Does the orientation of the roof affect whether or not a home can successfully install a solar product?

  • Although it is optimal to install solar products on the north-facing side of a roof, it is also possible to install a solar PV system on the east or west facing side of a roof, as long as there is sufficient space. However, this will not produce the same results as a north–facing installation

Is mains electricity still needed?

  • Because solar PV systems only produce electricity when they are exposed to sunlight, at other times another source, such as mains electricity or a generator, will be required. When there is no sunlight, no electricity is produced, so you will need to draw electricity from another source such as the grid.

Is it possible to increase the size of a solar PV system in the future?

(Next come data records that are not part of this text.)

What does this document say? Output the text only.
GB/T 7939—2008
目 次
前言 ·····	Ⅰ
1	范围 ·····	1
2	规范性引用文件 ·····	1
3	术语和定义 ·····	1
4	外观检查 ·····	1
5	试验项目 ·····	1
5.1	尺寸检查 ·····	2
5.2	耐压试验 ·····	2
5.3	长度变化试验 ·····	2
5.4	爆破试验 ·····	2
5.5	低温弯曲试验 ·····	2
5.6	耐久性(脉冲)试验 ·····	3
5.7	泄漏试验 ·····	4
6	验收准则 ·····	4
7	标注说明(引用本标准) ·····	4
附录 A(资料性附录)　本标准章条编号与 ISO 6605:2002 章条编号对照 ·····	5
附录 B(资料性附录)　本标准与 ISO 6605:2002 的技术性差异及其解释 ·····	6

  • This depends on your roof space and the size of the inverter. If you have sufficient roof space and additional capacity in the inverter you could increase the size of your system. Or you could add a second system to your roof. Please note: At this time, the solar feed-in tariffs in each state have limits on the system size to which they apply. Increasing the size of an existing solar PV system could affect your eligibility for a feed-in tariff.

What will happen during a blackout?

  • For safety reasons, in the event of a blackout, your solar PV system will stop producing electricity. This safety measure is mandatory and has been put in place to protect anyone working on the blacked-out grid system. As soon as the grid is back online, your solar PV system’s ability to generate will be restored.